14. Testing REST Endpoints

app.test_client() gives you an in-process HTTP client — no sockets, no Gunicorn. Combined with pytest fixtures it is fast enough to run thousands of tests in under a minute.

# tests/conftest.py
import pytest
from app import create_app
from app.extensions import db as _db

@pytest.fixture(scope="session")
def app():
    app = create_app("app.config.TestConfig")
    with app.app_context():
        _db.create_all()
        yield app
        _db.drop_all()

@pytest.fixture()
def client(app):
    return app.test_client()

@pytest.fixture()
def auth_headers(client):
    resp = client.post("/api/v1/auth/login",
                       json={"email": "admin@example.com", "password": "secret"})
    token = resp.get_json()["access_token"]
    return {"Authorization": f"Bearer {token}"}
# tests/test_users.py
def test_create_user_returns_201(client, auth_headers):
    resp = client.post("/api/v1/users",
                       json={"email": "new@example.com", "name": "New"},
                       headers=auth_headers)
    assert resp.status_code == 201
    assert resp.headers["Location"].startswith("/api/v1/users/")
    body = resp.get_json()
    assert body["email"] == "new@example.com"
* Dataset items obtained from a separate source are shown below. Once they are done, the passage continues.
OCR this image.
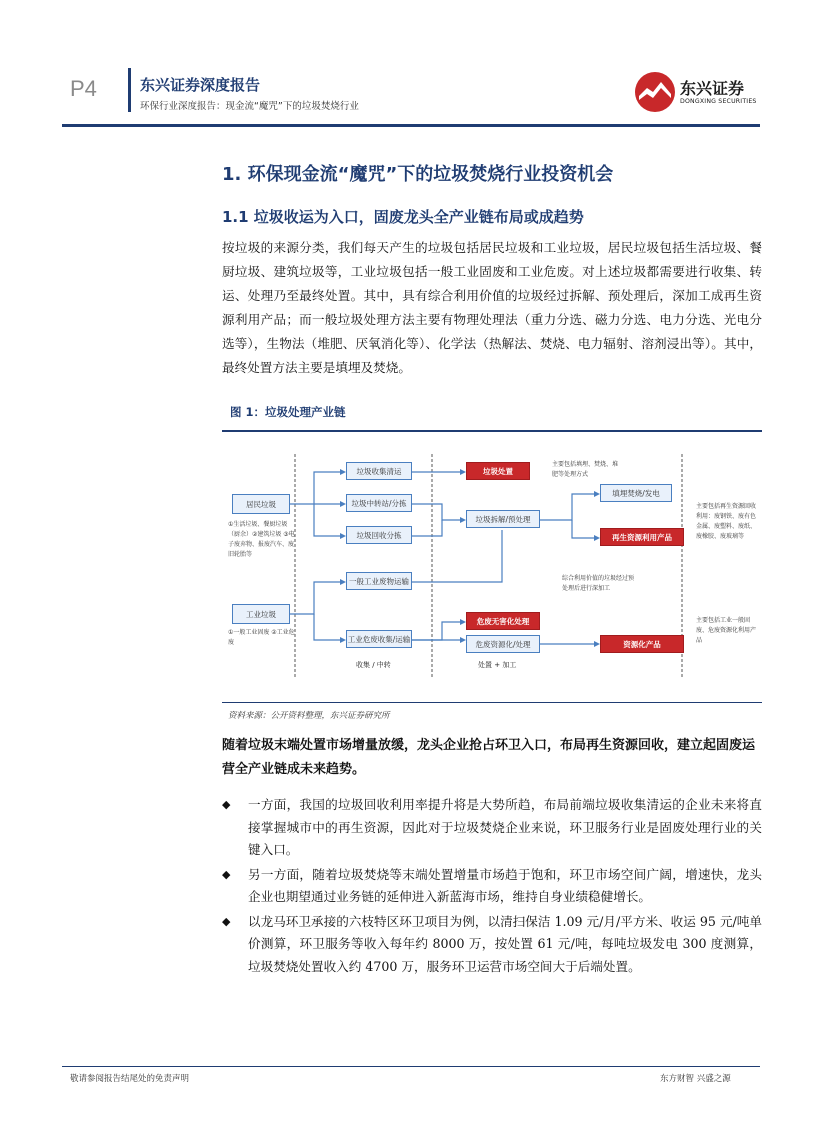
P4	东兴证券深度报告
环保行业深度报告：现金流“魔咒”下的垃圾焚烧行业
东兴证券
DONGXING SECURITIES
1. 环保现金流“魔咒”下的垃圾焚烧行业投资机会
1.1 垃圾收运为入口，固废龙头全产业链布局或成趋势
按垃圾的来源分类，我们每天产生的垃圾包括居民垃圾和工业垃圾，居民垃圾包括生活垃圾、餐厨垃圾、建筑垃圾等，工业垃圾包括一般工业固废和工业危废。对上述垃圾都需要进行收集、转运、处理乃至最终处置。其中，具有综合利用价值的垃圾经过拆解、预处理后，深加工成再生资源利用产品；而一般垃圾处理方法主要有物理处理法（重力分选、磁力分选、电力分选、光电分选等），生物法（堆肥、厌氧消化等）、化学法（热解法、焚烧、电力辐射、溶剂浸出等）。其中，最终处置方法主要是填埋及焚烧。
图 1：垃圾处理产业链
居民垃圾
工业垃圾
垃圾收集清运
垃圾中转站/分拣
垃圾回收分拣
一般工业废物运输
工业危废收集/运输
垃圾处置
垃圾拆解/预处理
危废无害化处理
危废资源化/处理
填埋焚烧/发电
再生资源利用产品
资源化产品
①生活垃圾、餐厨垃圾（厨余）②建筑垃圾 ③电子废弃物、报废汽车、废旧轮胎等
①一般工业固废 ②工业危废
主要包括填埋、焚烧、堆肥等处理方式
综合利用价值的垃圾经过预处理后进行深加工
主要包括再生资源回收利用：废钢铁、废有色金属、废塑料、废纸、废橡胶、废玻璃等
主要包括工业一般固废、危废资源化利用产品
收集 / 中转	处置 + 加工
资料来源：公开资料整理，东兴证券研究所
随着垃圾末端处置市场增量放缓，龙头企业抢占环卫入口，布局再生资源回收，建立起固废运营全产业链成未来趋势。
◆ 一方面，我国的垃圾回收利用率提升将是大势所趋，布局前端垃圾收集清运的企业未来将直接掌握城市中的再生资源，因此对于垃圾焚烧企业来说，环卫服务行业是固废处理行业的关键入口。
◆ 另一方面，随着垃圾焚烧等末端处置增量市场趋于饱和，环卫市场空间广阔，增速快，龙头企业也期望通过业务链的延伸进入新蓝海市场，维持自身业绩稳健增长。
◆ 以龙马环卫承接的六枝特区环卫项目为例，以清扫保洁 1.09 元/月/平方米、收运 95 元/吨单价测算，环卫服务等收入每年约 8000 万，按处置 61 元/吨，每吨垃圾发电 300 度测算，垃圾焚烧处置收入约 4700 万，服务环卫运营市场空间大于后端处置。
敬请参阅报告结尾处的免责声明	东方财智 兴盛之源
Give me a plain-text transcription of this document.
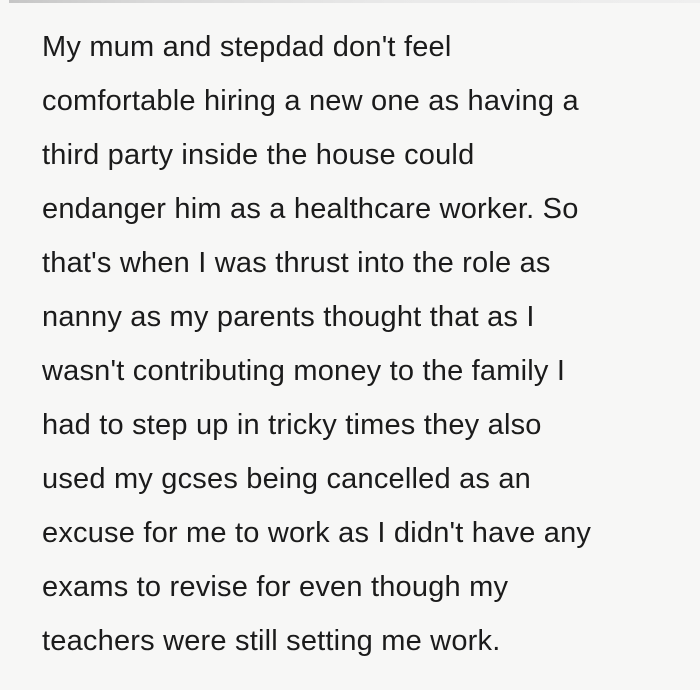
My mum and stepdad don't feel
comfortable hiring a new one as having a
third party inside the house could
endanger him as a healthcare worker. So
that's when I was thrust into the role as
nanny as my parents thought that as I
wasn't contributing money to the family I
had to step up in tricky times they also
used my gcses being cancelled as an
excuse for me to work as I didn't have any
exams to revise for even though my
teachers were still setting me work.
def test_invalid_email_returns_422(client, auth_headers):
    resp = client.post("/api/v1/users",
                       json={"email": "nope", "name": "X"},
                       headers=auth_headers)
    assert resp.status_code == 422
    assert resp.get_json()["code"] == "validation_error"
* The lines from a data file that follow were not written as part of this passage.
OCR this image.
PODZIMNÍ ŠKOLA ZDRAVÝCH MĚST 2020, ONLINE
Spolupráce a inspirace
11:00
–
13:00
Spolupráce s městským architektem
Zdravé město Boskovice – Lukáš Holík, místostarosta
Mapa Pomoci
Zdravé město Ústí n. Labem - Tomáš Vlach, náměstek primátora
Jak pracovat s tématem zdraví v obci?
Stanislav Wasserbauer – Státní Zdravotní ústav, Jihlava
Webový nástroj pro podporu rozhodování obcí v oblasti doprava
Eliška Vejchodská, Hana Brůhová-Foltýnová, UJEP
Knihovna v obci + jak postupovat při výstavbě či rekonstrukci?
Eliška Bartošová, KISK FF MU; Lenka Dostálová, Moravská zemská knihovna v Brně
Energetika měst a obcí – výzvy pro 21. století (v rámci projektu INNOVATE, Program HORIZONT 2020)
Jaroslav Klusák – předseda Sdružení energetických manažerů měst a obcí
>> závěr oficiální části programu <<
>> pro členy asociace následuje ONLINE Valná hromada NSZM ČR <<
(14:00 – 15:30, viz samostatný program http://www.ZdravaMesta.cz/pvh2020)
def test_unauthenticated_returns_401(client):
    resp = client.get("/api/v1/users/1")
    assert resp.status_code == 401

def test_rate_limit(client, auth_headers):
    for _ in range(60):
        client.get("/api/v1/users", headers=auth_headers)
    resp = client.get("/api/v1/users", headers=auth_headers)
    assert resp.status_code == 429
    assert "Retry-After" in resp.headers

Run tests against a throwaway SQLite or a Docker-launched Postgres:

pytest -x -q --cov=app --cov-report=term-missing
# Or in CI, with Postgres:
docker run --rm -d -p 5432:5432 -e POSTGRES_PASSWORD=test --name pg postgres:16
DATABASE_URL=postgresql://postgres:test@localhost:5432/postgres pytest

A Flask REST API built along these lines — factory + blueprints + schema validation + consistent errors + JWT + rate limiting + cursor pagination + OpenAPI — is the baseline I ship for every production service. Everything else (caching, background jobs, webhooks, tracing) is layered on top of this skeleton.